Pesca abusiva, sequestrati 20 chili di totani a Massa Lubrense

Totani

MASSA LUBRENSE. Sequestrati venti chili di totani e le attrezzature utilizzate per la pesca ed elevate sanzioni per oltre 4mila euro. L’operazione contro la pesca abusiva è stata messa a segno ieri mattina dalla Capitaneria di porto di Castellammare di Stabia e dall’Ufficio locale marittimo di Massa Lubrense.

Nel mirino sono finiti i sempre più numerosi pescatori abusivi, persone insospettabili che, anche senza la licenza richiesta dalla legge, non esitano a depredare il mare della costiera per poi rivendere il pescato a prezzi stracciati, ma senza rispettare le procedure di garanzia e salubrità alimentare. Un fenomeno difficile da contrastare per l’abilità degli abusivi della pesca, capaci di portare a riva decine di chili di prodotti ittici anche di notte e per l’appoggio di una vasta rete di vedette, che lanciano l’allarme quando gli uomini della guardia costiera sono sulle loro tracce.

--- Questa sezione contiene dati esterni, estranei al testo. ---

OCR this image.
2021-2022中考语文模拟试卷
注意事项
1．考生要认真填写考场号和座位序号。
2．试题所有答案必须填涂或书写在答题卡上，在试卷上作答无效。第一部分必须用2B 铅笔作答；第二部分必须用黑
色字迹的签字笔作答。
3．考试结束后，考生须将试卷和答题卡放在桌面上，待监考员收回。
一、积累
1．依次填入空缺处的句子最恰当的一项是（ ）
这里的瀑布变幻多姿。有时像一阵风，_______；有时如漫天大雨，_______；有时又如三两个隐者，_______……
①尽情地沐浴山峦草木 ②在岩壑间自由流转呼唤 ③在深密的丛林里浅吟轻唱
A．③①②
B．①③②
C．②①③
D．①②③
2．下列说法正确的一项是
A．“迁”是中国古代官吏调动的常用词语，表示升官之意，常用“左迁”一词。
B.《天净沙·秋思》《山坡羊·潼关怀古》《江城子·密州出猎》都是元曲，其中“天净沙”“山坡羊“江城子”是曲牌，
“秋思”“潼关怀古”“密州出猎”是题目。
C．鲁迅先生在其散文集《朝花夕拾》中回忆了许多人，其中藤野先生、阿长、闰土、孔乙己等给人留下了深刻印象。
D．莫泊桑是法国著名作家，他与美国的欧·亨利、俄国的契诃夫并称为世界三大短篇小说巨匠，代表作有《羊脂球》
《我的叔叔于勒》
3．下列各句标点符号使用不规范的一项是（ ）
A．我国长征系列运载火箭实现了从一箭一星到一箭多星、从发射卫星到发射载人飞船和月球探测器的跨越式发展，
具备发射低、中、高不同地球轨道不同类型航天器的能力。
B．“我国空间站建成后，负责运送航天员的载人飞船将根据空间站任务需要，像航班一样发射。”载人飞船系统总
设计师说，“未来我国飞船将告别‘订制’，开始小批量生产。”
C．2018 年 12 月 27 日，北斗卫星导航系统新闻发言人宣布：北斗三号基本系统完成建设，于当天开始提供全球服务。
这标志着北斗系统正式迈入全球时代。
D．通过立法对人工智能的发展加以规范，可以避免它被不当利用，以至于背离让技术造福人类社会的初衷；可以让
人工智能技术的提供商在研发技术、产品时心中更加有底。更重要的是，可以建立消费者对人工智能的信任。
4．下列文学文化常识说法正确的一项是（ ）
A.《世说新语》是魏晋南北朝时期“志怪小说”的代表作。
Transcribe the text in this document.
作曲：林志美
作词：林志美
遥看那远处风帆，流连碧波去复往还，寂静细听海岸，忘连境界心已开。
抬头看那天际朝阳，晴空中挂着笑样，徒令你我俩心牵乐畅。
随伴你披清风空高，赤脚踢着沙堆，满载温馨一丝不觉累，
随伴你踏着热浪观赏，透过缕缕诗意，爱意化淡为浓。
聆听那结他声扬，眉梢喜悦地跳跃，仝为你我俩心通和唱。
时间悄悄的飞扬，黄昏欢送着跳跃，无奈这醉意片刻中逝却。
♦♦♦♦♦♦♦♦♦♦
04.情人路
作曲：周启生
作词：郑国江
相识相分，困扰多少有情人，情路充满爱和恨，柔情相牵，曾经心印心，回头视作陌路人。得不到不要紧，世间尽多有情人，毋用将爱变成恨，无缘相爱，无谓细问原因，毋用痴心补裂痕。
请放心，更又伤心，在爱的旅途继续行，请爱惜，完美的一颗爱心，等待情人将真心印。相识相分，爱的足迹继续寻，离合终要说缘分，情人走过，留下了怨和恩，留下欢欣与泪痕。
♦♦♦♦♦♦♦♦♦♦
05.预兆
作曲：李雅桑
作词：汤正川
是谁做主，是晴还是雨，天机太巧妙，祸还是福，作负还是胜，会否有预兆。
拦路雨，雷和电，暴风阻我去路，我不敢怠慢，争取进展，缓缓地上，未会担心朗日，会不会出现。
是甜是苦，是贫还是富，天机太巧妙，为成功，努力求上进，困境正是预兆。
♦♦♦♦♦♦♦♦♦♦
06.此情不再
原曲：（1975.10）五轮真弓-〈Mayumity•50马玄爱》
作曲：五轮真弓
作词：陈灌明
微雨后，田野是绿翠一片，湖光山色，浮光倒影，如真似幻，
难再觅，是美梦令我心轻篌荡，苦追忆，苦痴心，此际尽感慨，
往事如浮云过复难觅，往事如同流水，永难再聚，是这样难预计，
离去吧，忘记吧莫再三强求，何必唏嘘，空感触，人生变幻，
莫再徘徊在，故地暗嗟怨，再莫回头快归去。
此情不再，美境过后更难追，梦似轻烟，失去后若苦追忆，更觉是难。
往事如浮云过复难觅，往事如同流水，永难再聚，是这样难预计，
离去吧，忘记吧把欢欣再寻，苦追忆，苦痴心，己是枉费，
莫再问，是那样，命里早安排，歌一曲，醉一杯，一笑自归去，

È in tal modo che, a Sorrento e dintorni, si è sviluppato un giro d’affari illegale da centinaia di migliaia di euro. Contro la piaga della pesca abusiva è alta l’attenzione anche degli ambientalisti. Il Wwf penisola sorrentina ha più volte denunciato il crescente consumo di pesci sottomisura, cioè pescati prima che possano riprodursi: una pratica che rischia di compromettere non solo la filiera ittica e la salute dei consumatori, ma anche l’ecosistema marino della zona.